When the plot is scrambled, don't worry about details; Anna Into Nightlight. Romance created and directed by Ping Chong and the Fiji Theater Company.
New York — Plot is controversial with some directors and filmmakers.
Is a story really necessary, or can imagery and structure carry a work by themselves? If you do tell a tale, must the beginning come first and the ending last? Or do we need new ways of looking at narrative?
''Anna Into Nightlight'' takes a middle road. It has a good story, with a reasonable number of characters and conflicts. But the plot has been fractured and shuffled, its pieces arranged into a strange new order. So attention is directed to other qualities of the show - its unconventional images, allusions, and stagecraft.

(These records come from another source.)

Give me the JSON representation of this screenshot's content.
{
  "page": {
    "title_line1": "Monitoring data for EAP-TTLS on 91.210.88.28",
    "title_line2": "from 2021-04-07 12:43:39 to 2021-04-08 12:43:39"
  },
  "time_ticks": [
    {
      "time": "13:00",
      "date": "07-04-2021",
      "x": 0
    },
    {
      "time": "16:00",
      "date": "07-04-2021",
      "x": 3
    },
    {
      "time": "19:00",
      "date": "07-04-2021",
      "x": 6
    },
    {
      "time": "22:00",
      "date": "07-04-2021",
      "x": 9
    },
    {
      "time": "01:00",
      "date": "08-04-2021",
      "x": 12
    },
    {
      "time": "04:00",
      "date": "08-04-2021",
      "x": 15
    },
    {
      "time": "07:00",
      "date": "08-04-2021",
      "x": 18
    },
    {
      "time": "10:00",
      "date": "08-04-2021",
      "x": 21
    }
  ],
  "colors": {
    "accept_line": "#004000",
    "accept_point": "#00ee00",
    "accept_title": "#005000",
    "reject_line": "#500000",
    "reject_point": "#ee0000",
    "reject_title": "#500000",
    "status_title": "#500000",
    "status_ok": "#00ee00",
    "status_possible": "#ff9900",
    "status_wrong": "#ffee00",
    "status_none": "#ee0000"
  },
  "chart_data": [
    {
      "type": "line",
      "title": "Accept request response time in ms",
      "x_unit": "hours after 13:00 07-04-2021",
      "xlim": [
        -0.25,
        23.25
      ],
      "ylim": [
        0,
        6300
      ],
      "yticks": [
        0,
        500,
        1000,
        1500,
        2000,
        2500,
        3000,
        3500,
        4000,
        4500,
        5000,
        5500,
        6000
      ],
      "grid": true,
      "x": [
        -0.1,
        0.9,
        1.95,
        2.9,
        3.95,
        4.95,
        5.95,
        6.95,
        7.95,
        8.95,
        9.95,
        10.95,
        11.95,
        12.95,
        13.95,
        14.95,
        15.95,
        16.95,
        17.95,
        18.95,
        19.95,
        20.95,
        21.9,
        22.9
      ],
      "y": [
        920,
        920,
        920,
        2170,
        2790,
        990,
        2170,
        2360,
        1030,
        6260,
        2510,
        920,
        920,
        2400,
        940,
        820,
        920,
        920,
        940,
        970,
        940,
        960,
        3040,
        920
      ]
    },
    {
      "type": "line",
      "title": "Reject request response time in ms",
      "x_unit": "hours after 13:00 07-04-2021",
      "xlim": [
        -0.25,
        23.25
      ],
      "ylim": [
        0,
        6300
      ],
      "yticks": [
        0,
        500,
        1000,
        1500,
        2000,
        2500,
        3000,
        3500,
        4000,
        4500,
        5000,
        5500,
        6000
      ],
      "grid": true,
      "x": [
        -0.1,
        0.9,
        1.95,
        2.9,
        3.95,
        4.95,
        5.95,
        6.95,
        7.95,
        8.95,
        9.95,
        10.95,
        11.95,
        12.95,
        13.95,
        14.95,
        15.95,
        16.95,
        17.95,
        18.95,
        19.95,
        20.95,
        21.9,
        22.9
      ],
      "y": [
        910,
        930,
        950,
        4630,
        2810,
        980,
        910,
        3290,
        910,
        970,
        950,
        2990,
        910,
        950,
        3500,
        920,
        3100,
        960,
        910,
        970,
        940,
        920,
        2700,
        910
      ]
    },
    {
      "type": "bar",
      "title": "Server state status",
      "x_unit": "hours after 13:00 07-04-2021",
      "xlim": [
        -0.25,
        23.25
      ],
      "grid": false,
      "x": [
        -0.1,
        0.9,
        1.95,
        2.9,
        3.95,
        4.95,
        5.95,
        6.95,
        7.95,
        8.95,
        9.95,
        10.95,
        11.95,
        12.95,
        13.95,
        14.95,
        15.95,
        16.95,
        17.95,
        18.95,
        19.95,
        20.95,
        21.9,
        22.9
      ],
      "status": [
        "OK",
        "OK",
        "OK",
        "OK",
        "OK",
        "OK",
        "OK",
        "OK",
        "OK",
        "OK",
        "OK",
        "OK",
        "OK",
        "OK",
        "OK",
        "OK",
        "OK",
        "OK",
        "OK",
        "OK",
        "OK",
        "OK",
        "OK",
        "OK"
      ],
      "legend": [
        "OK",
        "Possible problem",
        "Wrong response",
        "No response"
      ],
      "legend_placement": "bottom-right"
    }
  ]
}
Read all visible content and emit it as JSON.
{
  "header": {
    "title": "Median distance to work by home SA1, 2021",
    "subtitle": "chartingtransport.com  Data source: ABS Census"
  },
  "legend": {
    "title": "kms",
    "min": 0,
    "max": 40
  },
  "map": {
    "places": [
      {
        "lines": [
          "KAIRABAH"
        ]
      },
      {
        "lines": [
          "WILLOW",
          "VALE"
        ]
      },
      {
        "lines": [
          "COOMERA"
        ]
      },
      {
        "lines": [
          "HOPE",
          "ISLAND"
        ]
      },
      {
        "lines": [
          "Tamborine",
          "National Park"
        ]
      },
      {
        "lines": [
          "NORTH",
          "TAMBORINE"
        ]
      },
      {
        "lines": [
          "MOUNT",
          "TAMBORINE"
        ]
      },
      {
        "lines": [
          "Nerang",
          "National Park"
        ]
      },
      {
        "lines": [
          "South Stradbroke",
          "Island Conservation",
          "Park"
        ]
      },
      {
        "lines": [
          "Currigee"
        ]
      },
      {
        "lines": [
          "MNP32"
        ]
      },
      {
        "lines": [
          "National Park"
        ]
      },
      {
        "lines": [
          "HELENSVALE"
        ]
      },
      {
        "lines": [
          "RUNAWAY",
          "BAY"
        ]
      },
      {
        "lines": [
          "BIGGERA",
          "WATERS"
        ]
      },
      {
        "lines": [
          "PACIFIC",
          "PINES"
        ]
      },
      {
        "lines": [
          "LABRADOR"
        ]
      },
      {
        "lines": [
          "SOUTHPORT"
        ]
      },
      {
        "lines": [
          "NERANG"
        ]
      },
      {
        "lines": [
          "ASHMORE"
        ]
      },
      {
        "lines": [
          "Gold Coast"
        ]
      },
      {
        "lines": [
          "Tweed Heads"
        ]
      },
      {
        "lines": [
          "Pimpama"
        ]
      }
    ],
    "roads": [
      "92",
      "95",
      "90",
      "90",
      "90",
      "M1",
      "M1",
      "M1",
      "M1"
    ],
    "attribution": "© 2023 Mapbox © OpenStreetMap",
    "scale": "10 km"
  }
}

It's a slightly dizzying experience, and ultimately a dazzling one. The trick is not to worry about the details of the story, but let yourself drift gently along with Chong's slow and stately vision, in which nothing is quite as neat, predictable, or even real as it first appears. It doesn't matter which sister wins the man they both love. What does matter is the unique visual style, the elegant blending of stage and film effects, the ingenious new perspective Chong brings to all kinds of standard dramatic situations.
Especially notable is Chong's ability to transform ordinary scenes into stunning theatrical moments - not by expanding or heightening them, but by distilling their essential meanings and emotions. Though many of the show's words and gestures have no ''message'' except the moods they create, there is hardly a wasted moment during the brief running time of about an hour.